听到这里,水老太太缓缓点头,眼神中流露出了一丝激动。“对的,对的,可惜了,你只练了其中一部分呀!这便是我们神行太保的看家本领!哎!也罢,那也是它与你的缘分,就当是他收了你这么个徒弟吧,走吧,若是以后练功时候有什么不懂的,可以回来问我。”
“前辈……那您……您是……???您难道就是???”草爬子惊讶地看着水老太太。
老太太再也不愿意与他多说,此刻已经是难以抑制心中的情绪,泪流满面了,冲他挥了挥手,示意他走吧。草爬子双手抱拳,辞别水老太太和马程峰等人,继续潜回灵州成。
“哎?小曼?要不……你去安慰下?婆婆好像哭的很伤心呀?”马程峰小声道。
“啊?我……我可不去,咋安慰呀?你难道忘了吗?你记得上次你在古墓里边捡回来的那块小牌子吗?我总不能跟婆婆说你别等了,你家老爷们都死在坟窟窿里了吧?”常小曼也有些为难。
马程峰其实刚才听到这老太太是姓水的,立刻心里就想到了自己捡回来的那块木牌了,牌子上刻着“神行太保”四个大字。这神行太保在清朝末年的时候,是江湖上数一数二的轻功门派,他们的轻功路数绝不比盗门的千里一夜行和燕飞朝阳慢,堪称是当时的轻功双绝。刚才他见水老太太出手擒住草爬子,更加是确信无疑。
“死鬼,多少年了?你说过会回来的,难道你忘了家中还有媳妇儿等着你嘛?我不敢死呀,怕死了后,你回来找不到我!”水老太太一边说一边面朝东方望着明月,她老泪纵绗,看来这么多年这样的情景都不知道延续了多少个****夜夜了。
老人们的爱情观念都很传统,真的是从一而终的,女人嫁了后,一辈子就只有这一个男人,生是他的人,死是他的鬼,哪像现在的年轻人啊,今儿一个明儿一个,别说你好几十年不回家了,你就算赚钱稍微少点,立马就给你踹了!水老太太这一等就是好几十年呀!那才是真正的忠贞!
“额……婆婆,我想给您看个东西,但您得答应我,看了后别太难过。”马程峰有些为难,但他觉得还是该把实情告诉水婆婆,她已经七十多岁了,已经时日无多了,等了大半辈子够了,该是有自己生活的时候了。一天不知道自己男人的死讯就得等下去。
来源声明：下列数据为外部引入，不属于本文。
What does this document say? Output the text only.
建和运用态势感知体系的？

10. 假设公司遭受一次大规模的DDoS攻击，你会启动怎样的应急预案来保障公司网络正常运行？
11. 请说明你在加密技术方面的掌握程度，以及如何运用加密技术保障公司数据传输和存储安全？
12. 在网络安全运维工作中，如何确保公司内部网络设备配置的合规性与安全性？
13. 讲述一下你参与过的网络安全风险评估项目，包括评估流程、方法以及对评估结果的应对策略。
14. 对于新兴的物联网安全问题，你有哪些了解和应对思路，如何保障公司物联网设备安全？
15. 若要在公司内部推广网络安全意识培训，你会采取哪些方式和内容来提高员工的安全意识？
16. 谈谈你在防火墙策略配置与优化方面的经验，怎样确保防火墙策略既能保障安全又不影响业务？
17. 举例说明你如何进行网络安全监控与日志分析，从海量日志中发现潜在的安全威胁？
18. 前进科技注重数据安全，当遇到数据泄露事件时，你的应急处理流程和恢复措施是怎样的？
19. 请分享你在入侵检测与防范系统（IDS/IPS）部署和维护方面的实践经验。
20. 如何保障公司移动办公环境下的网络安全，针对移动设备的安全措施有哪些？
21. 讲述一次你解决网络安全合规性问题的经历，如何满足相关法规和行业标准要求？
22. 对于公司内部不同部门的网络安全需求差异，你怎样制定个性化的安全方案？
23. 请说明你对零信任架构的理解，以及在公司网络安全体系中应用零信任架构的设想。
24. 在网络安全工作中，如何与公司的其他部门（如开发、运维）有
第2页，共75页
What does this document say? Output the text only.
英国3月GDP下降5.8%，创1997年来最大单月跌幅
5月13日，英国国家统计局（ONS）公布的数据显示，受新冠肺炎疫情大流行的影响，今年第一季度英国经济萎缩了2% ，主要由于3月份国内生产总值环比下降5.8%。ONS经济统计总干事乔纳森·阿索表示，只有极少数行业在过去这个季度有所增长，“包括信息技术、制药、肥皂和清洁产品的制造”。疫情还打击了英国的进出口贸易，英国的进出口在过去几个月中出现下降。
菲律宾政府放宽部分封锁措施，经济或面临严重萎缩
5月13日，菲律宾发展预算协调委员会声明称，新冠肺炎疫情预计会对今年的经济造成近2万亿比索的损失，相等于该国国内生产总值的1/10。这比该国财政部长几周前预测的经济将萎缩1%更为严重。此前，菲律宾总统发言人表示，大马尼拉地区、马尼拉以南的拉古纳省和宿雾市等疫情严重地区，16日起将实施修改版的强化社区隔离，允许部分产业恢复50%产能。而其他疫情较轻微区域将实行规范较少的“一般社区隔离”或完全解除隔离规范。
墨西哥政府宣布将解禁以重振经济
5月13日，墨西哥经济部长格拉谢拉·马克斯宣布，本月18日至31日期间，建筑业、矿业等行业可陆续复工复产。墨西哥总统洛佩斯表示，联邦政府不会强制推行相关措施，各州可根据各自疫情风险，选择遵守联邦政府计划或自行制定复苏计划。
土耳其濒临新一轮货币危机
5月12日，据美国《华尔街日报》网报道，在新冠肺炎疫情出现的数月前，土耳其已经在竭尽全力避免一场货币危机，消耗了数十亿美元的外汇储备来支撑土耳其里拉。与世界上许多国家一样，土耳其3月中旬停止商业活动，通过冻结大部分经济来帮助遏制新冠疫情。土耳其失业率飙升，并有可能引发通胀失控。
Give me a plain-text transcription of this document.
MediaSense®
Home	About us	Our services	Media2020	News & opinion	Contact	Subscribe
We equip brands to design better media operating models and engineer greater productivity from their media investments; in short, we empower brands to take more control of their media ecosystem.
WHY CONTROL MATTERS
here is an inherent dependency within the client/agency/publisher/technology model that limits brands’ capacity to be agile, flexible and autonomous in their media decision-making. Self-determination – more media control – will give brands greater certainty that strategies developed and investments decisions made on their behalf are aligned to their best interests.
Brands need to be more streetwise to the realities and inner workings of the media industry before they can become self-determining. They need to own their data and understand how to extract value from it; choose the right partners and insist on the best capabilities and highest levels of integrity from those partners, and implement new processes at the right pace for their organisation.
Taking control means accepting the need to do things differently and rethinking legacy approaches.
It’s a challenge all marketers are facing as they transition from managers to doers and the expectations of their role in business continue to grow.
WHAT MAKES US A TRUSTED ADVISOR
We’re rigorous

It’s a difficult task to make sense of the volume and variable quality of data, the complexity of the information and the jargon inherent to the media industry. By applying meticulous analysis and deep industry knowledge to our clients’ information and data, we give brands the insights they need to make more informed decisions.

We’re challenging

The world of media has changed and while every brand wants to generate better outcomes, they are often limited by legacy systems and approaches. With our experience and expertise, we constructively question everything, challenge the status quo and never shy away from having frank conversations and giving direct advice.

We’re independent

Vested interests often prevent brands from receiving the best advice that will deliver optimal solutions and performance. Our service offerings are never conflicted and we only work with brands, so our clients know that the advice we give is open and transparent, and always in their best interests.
“喏,您看看认识这个小牌子吗?”马程峰从兜里把“神行太保”的牌子递给了她。
老太太颤抖着双手,接过小牌子,不停地在手上抚摸着,摸完了还放在胸口处,尽情感受着丈夫曾经留下的气息,无声的诉说着对丈夫的思念。
“这……他……你……”对于老一辈江湖人来说,这牌子就是命根子,是自己身份的象征,牌子都丢了,那不用猜,小命也就交代了。“他在哪儿?带我去给他收尸。”她已经知道了丈夫的下场。